Environmental forcing on life history strategies: Evidence for multi-trophic level responses at ocean basin scales

Variation in life history traits of organisms is thought to reflect adaptations to environmental forcing occurring from bottom-up and top-down processes. Such variation occurs not only among, but also within species, indicating demographic plasticity in response to environmental conditions. From a broad literature review, we present evidence for ocean basin- and large marine ecosystem-scale variation in intra-specific life history traits, with similar responses occurring among trophic levels from relatively short-lived secondary producers to very long-lived apex predators. Between North Atlantic and North Pacific Ocean basins, for example, species in the Eastern Pacific exhibited either later maturation, lower fecundity, and/or greater annual survival than conspecifics in the Western Atlantic. Parallel variations in life histories among trophic levels also occur in adjacent seas and between eastern vs. western ocean boundaries. For example, zooplankton and seabird species in cooler Barents Sea waters exhibit lower fecundity or greater annual survival than conspecifics in the Northeast Atlantic. Sea turtles exhibit a larger size and a greater reproductive output in the Western Pacific vs. Eastern Pacific. These examples provide evidence for food-web-wide modifications in life history strategies in response to environmental forcing. We hypothesize that such dichotomies result from frequency and amplitude shifts in resource availability over varying temporal and spatial scales.
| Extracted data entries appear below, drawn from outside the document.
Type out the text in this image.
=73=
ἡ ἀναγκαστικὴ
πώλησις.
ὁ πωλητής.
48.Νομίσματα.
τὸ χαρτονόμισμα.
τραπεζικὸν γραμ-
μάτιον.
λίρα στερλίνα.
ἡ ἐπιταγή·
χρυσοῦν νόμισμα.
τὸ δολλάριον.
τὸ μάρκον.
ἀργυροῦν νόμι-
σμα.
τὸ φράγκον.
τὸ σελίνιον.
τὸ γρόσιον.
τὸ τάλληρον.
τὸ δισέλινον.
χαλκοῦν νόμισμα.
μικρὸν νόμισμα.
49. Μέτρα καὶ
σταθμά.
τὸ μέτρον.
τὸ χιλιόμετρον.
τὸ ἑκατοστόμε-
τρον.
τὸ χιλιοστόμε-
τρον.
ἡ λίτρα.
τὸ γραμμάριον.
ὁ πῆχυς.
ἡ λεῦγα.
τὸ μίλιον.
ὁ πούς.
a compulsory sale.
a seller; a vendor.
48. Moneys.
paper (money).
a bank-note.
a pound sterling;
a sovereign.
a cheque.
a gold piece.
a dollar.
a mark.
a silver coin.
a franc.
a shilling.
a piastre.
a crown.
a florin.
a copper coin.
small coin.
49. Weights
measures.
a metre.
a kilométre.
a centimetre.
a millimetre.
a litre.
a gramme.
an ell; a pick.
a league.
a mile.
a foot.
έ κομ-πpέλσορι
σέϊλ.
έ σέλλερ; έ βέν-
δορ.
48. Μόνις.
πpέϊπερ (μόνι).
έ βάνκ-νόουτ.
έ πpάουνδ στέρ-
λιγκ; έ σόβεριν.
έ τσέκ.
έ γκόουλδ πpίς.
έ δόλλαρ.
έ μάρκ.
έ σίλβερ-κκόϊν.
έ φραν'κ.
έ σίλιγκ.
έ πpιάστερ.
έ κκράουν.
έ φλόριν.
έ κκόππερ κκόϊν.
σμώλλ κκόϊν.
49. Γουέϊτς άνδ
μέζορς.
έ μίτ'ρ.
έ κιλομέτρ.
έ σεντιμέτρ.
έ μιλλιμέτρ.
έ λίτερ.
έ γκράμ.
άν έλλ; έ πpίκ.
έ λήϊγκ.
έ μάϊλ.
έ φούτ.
We review data that supports three primary mechanisms by which environmental forcing affects life history strategies: (1) food-web structure; (2) climate variability affecting the quantity and seasonality of primary productivity; (3) bottom-up vs. top-down forcing. These proposed mechanisms provide a framework for comparisons of ecosystem function among oceanic regions (or regimes) and are essential in modeling ecosystem response to climate change, as well as for creating dynamic ecosystem-based marine conservation strategies.